Central bank reserves have continued to decline. The government has tightened import controls and less formal measures also abound to discourage imports. The continuing drought has undermined agricultural output and exports, making it even less likely that reserves targets will be met.
The official peso exchange rate has now fallen to some ARS210 to USD1, while the so-called ‘blue’ dollar is currently around ARS385 to USD1. Lacking foreign reserves, the central bank will continue to limit access to U.S. dollars.
Although the economy continued to recover from the 2020 slump last year, with an expansion of 5.2%, growth slowed in the latter part of the year with a quarter-on-quarter contraction of 1.5% and is likely to decline further this year. 2023 will be marked by low growth, worsening foreign exchange pressures and fears of devaluation, together with inflation still likely to remain in the high double-digits.
The 30-month Extended Fund Facility agreed with the IMF in March 2022 will delay repayments until 2026, with final repayment made in 2034 and this averts near-term default risk.

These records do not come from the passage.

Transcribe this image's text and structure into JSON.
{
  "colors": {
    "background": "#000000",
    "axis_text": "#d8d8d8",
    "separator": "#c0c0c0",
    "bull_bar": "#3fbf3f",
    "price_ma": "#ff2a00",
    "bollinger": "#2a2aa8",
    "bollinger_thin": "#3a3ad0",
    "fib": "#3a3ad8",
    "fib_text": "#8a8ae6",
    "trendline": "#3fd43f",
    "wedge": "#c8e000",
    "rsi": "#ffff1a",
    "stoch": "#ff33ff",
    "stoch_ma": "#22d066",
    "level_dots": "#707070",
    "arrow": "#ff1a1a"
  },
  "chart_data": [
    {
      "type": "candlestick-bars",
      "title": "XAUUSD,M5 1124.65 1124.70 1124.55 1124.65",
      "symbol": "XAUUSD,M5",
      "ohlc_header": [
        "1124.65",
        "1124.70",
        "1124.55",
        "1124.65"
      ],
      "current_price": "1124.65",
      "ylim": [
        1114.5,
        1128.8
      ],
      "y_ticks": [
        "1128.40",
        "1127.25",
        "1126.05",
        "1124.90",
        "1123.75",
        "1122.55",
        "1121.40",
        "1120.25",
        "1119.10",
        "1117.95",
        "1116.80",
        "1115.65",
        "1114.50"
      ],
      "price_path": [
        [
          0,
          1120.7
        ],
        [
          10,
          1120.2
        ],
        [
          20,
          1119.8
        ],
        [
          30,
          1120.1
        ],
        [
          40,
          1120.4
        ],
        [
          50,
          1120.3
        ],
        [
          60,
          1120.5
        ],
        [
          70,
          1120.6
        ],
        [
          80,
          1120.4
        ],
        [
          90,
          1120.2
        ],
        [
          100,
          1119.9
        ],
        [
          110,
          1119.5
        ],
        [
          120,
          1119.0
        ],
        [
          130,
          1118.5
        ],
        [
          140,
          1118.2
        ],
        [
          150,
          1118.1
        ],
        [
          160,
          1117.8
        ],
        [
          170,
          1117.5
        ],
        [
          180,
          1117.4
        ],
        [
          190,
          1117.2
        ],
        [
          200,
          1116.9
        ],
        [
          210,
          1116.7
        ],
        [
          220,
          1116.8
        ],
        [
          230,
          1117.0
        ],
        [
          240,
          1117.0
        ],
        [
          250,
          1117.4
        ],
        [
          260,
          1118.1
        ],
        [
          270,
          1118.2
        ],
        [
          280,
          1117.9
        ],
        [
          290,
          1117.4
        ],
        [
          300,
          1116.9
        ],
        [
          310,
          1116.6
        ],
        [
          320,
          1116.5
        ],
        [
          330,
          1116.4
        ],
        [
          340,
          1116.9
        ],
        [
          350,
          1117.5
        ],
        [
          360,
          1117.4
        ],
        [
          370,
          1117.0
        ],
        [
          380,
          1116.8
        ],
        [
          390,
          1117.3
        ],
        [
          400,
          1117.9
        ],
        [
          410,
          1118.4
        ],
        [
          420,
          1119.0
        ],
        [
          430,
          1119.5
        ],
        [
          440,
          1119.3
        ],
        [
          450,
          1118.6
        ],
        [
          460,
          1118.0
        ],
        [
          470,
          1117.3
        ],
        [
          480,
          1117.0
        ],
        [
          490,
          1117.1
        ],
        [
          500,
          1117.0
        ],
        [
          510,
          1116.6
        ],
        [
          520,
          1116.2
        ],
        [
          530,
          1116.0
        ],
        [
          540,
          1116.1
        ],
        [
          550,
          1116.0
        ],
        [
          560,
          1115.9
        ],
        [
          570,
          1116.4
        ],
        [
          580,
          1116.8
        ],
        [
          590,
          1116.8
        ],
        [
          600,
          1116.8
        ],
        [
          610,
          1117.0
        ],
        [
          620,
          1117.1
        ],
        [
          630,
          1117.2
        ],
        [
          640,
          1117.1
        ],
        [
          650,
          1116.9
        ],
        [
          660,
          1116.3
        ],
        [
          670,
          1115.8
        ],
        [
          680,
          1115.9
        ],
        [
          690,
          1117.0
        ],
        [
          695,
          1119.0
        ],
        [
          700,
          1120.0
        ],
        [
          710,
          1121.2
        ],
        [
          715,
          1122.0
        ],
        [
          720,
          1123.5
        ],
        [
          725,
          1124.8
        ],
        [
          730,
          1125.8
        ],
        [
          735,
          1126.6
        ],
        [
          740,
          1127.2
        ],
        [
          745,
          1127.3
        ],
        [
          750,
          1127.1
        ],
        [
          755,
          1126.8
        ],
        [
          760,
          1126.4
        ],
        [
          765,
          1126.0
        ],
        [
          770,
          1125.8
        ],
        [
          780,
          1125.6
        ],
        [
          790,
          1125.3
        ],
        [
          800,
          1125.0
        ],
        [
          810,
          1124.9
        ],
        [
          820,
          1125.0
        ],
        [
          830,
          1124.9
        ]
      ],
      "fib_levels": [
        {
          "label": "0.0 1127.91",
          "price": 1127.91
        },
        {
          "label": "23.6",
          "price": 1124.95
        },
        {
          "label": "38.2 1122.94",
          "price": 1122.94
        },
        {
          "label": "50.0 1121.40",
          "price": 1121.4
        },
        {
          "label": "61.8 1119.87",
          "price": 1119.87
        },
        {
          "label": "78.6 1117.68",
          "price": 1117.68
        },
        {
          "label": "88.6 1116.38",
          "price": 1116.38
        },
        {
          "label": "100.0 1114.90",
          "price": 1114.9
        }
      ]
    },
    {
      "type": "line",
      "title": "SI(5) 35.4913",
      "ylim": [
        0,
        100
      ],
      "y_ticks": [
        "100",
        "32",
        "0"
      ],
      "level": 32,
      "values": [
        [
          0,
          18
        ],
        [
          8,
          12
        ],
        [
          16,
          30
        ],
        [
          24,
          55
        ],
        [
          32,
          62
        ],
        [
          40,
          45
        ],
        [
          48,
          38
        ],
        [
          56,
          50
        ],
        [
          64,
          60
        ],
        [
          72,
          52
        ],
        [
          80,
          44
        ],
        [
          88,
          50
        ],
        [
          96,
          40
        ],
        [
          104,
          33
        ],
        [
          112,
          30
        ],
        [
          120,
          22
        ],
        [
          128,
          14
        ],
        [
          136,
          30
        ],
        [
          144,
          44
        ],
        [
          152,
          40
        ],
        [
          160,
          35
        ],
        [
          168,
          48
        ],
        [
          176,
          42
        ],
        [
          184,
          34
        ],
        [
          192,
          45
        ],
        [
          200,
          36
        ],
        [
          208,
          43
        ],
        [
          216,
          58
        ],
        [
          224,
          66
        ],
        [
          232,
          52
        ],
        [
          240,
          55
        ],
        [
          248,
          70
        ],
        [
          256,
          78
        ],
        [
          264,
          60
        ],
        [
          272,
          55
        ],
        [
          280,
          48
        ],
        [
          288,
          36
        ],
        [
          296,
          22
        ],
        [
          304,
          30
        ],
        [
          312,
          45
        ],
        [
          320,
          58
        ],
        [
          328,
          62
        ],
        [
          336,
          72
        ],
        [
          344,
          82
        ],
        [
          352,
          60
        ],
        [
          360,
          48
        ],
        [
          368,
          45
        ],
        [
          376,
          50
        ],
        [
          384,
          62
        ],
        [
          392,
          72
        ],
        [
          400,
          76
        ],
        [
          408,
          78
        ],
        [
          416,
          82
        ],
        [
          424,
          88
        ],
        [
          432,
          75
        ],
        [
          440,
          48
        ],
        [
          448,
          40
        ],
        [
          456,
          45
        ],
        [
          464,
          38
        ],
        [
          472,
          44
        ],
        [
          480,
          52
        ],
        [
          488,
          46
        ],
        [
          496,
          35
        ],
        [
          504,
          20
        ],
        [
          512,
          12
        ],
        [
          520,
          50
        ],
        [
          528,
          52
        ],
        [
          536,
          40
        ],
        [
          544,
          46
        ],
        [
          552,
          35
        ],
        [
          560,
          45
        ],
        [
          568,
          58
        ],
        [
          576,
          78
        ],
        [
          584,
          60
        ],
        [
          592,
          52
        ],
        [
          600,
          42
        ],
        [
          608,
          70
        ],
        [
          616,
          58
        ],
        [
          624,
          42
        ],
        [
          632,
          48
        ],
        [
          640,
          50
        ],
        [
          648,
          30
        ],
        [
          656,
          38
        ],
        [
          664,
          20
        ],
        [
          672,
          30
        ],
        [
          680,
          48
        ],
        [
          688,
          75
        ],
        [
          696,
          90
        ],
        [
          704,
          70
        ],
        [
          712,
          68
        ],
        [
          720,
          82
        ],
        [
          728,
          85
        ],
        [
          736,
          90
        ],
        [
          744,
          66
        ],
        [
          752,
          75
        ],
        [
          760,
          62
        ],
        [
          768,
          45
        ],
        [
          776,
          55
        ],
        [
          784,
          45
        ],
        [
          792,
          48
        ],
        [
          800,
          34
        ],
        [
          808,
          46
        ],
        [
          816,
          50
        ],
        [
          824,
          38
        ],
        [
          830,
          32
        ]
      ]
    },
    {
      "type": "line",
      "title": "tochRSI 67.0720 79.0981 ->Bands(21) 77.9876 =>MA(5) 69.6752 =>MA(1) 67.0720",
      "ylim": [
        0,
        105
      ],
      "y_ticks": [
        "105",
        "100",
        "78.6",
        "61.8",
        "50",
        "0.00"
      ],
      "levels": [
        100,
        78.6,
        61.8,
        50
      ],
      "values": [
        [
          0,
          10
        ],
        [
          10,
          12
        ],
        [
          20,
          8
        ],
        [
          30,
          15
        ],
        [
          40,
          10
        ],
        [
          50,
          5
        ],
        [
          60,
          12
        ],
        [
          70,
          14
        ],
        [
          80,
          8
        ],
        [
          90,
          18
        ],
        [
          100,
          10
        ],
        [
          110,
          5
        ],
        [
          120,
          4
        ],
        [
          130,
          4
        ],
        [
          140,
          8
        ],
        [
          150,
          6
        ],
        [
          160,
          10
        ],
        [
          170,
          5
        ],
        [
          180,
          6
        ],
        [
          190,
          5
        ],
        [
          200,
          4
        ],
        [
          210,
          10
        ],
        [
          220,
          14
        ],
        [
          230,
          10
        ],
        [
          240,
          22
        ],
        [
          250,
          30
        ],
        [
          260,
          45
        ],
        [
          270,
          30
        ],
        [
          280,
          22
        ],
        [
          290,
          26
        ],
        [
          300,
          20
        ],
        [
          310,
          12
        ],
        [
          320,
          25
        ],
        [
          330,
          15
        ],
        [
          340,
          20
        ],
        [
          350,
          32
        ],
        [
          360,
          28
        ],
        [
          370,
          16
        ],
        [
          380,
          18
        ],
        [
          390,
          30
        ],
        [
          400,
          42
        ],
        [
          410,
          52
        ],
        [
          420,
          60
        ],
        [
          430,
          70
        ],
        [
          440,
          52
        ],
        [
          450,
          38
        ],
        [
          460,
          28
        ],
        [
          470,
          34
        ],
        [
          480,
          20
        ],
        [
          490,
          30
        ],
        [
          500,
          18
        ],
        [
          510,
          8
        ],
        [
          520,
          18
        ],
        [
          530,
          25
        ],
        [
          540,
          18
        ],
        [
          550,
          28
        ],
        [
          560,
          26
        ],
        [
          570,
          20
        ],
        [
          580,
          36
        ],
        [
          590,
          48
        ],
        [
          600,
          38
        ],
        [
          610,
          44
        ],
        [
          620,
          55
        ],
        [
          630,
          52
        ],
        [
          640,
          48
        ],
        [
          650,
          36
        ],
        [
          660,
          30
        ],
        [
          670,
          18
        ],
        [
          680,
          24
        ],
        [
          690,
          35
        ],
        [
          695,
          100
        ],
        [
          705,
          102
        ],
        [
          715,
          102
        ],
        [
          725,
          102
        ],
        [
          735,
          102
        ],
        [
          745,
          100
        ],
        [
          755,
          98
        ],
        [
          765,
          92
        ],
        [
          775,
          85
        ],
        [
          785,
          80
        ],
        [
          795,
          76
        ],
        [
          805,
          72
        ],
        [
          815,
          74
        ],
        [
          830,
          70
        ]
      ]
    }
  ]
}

However, difficulties in rolling over domestic debt will increase concerns over a possible default, as well as the onerous and short-term conditions on which rollovers are being made. The incoming government is likely to face a near-term domestic debt crisis.
Moreover, the IMF deal was approved only very reluctantly by the governing FdT coalition in Congress and there is still resistance to many of its terms, as seen above. In addition, the deteriorating domestic and international environment will make the deal’s fiscal and monetary targets more difficult to achieve, and worsening social conditions are likely to harden resistance to compliance, especially as the 2023 elections draw closer.
Lawsuits in the U.S. against the federal and some provincial governments may see new payment orders in coming months, which may well not be met.